We will use 1x H100 SXM GPU for this tutorial to achieve the fastest performance. However, you can choose a more affordable GPU with less VRAM if that better suits your requirements.
Step 4: Select Authentication Method
There are two authentication methods available: Password and SSH Key. SSH keys are a more secure option. To create them, please refer to our official documentation.
Step 5: Choose an Image
Next, you will need to choose an image for your Virtual Machine. We will deploy Qwen2.5-Coder-32B-Instruct on a Jupyter Virtual Machine. This open-source platform will allow you to install and run the Qwen2.5-Coder-32B-Instruct Model on your GPU node. By running this model on a Jupyter Notebook, we avoid using the terminal, simplifying the process and reducing the setup time. This allows you to configure the model in just a few steps and minutes.

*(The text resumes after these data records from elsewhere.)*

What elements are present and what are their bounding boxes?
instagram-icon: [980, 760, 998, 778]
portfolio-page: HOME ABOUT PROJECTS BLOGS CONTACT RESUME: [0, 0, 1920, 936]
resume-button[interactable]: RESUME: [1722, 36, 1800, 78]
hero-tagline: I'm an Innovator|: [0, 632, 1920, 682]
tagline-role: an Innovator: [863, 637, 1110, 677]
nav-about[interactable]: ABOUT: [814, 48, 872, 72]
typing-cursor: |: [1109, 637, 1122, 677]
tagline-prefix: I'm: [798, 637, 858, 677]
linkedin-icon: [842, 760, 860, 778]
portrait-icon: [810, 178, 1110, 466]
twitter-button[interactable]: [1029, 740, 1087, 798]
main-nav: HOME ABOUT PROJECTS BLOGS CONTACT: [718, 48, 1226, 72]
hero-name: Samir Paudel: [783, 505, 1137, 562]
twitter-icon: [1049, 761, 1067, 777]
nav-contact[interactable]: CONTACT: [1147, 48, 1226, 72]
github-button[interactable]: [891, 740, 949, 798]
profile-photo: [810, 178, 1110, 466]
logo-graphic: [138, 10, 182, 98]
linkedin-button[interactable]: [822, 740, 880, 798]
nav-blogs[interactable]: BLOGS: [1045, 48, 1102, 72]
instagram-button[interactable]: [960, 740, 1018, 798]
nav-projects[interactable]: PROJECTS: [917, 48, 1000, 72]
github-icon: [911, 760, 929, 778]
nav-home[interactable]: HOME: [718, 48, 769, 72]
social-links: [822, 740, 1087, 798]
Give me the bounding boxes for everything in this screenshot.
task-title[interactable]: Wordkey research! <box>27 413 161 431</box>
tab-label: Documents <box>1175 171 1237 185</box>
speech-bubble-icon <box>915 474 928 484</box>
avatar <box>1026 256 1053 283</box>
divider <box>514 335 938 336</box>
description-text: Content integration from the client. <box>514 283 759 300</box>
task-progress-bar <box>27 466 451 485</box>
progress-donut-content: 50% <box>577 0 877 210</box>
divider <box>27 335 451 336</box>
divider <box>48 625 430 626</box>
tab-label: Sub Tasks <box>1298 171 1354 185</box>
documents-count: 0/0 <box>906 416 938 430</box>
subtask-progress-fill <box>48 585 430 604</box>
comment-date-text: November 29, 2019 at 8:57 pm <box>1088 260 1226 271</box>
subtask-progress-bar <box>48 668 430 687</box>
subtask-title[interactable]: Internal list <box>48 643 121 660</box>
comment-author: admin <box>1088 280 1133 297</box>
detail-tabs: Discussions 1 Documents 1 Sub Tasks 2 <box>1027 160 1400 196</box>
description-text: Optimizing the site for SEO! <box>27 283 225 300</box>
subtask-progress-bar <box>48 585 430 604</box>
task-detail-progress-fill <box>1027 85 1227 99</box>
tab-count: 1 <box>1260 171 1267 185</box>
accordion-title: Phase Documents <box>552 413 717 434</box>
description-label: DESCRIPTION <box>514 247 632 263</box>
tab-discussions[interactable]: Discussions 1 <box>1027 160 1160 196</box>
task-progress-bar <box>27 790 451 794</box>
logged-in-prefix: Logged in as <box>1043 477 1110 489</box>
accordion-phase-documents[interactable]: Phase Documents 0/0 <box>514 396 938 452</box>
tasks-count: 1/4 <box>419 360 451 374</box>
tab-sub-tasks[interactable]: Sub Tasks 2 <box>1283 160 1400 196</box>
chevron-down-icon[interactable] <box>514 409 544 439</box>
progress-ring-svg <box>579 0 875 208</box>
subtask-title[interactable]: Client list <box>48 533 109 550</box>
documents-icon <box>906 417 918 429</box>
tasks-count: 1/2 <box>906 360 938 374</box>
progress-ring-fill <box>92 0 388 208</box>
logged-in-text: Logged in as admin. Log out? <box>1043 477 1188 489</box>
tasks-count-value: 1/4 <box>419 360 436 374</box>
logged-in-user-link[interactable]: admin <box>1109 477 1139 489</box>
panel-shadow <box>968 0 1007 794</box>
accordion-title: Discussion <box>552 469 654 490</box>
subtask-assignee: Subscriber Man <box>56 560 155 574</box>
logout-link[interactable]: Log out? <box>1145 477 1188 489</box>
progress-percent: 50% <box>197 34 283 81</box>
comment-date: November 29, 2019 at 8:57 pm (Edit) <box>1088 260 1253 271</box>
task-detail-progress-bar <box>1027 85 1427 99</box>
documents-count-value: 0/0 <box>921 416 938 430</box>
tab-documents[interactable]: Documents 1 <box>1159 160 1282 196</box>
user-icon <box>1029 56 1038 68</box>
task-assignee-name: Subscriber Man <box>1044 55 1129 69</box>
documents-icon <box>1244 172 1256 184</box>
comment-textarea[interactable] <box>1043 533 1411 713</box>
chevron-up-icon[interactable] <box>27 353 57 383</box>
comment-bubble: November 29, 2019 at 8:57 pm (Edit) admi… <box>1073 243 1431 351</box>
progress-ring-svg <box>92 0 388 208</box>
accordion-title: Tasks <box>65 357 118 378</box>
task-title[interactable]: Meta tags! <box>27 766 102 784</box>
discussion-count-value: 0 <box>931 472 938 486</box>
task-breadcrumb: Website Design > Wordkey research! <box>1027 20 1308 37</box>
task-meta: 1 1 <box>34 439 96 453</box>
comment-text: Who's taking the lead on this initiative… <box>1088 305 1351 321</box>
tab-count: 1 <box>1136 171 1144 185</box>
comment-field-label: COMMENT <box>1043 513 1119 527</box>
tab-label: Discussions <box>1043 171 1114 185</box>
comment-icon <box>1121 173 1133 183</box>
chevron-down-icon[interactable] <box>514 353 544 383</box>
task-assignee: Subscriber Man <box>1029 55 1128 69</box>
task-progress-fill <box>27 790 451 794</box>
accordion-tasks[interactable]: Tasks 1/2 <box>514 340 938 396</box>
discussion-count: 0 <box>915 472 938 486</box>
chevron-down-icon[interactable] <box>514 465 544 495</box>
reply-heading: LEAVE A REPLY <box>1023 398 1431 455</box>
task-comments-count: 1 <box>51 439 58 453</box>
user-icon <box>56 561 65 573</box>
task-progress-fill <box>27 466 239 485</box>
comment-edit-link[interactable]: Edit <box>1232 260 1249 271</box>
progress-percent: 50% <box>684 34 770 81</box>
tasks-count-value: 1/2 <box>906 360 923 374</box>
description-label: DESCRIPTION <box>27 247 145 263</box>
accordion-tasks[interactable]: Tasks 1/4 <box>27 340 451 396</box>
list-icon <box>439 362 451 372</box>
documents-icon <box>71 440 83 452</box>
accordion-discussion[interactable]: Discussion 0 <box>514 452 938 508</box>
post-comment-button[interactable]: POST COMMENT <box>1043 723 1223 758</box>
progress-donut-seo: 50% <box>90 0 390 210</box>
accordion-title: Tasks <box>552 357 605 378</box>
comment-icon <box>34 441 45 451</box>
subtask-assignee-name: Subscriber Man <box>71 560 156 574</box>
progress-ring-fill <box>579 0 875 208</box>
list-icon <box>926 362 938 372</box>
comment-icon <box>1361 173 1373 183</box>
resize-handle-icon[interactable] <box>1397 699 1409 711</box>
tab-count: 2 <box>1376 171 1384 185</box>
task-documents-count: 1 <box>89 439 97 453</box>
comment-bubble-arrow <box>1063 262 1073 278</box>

Note: NodeShift provides multiple image template options, such as TensorFlow, PyTorch, NVIDIA CUDA, Deepo, Whisper ASR Webservice, and Jupyter Notebook. With these options, you don’t need to install additional libraries or packages to run Jupyter Notebook. You can start Jupyter Notebook in just a few simple clicks.
After choosing the image, click the ‘Create’ button, and your Virtual Machine will be deployed.
Step 6: Virtual Machine Successfully Deployed
You will get visual confirmation that your node is up and running.
Step 7: Connect to Jupyter Notebook
Once your GPU VM deployment is successfully created and has reached the ‘RUNNING’ status, you can navigate to the page of your GPU Deployment Instance. Then, click the ‘Connect’ Button in the top right corner.
After clicking the ‘Connect’ button, you can view the Jupyter Notebook.
Now open Python 3(pykernel) Notebook.
Next, If you want to check the GPU details, run the command in the Jupyter Notebook cell:
!nvidia-smi
Step 8: Install PyTorch with the correct CUDA Version
Run the following command to install PyTorch with the correct CUDA version:
!pip install torch torchvision torchaudio --index-url https://download.pytorch.org/whl/cu118
Step 9: Verify the PyTorch Installation in Jupyter
Run the following command to verify that PyTorch can detect the GPU:
import torch
print("PyTorch version:", torch.__version__)
print("CUDA available:", torch.cuda.is_available())
if torch.cuda.is_available():
print("CUDA version:", torch.version.cuda)
Step 10: Install Accelerate with a Specific Version
Run the following command to install accelerate with a specific version:
!pip install accelerate==0.26.0
Step 11: Load the Model Code
Run the following model code in the Jupyter Notebook to load the model:
from transformers import AutoModelForCausalLM, AutoTokenizer
model_name = "Qwen/Qwen2.5-Coder-32B-Instruct"
model = AutoModelForCausalLM.from_pretrained(
model_name,
torch_dtype="auto",
device_map="auto"
)
tokenizer = AutoTokenizer.from_pretrained(model_name)
Step 12: Test the Model with a Simple Chat
Run the following code in Jupyter Notebook to generate the output:
prompt = "write a quick sort algorithm."
messages = [
{"role": "system", "content": "You are Qwen, created by Alibaba Cloud. You are a helpful assistant."},
{"role": "user", "content": prompt}
]
text = tokenizer.apply_chat_template(
messages,
tokenize=False,
add_generation_prompt=True
)
model_inputs = tokenizer([text], return_tensors="pt").to(model.device)
generated_ids = model.generate(**model_inputs, max_new_tokens=512)
response = tokenizer.batch_decode(generated_ids, skip_special_tokens=True)[0]
print(response)
Conclusion
The Qwen2.5-Coder-32B-Instruct model is a groundbreaking open-source model from Alibaba cloud that offers advanced capabilities to developers and researchers. By following this step-by-step guide, you can easily deploy Qwen2.5-Coder-32B-Instruct on a cloud-based virtual machine using a GPU-powered setup from NodeShift to maximize its potential. NodeShift provides a user-friendly, secure, and cost-effective platform to run your models efficiently. It’s an ideal choice for those exploring Qwen2.5-Coder-32B-Instruct and other cutting-edge models.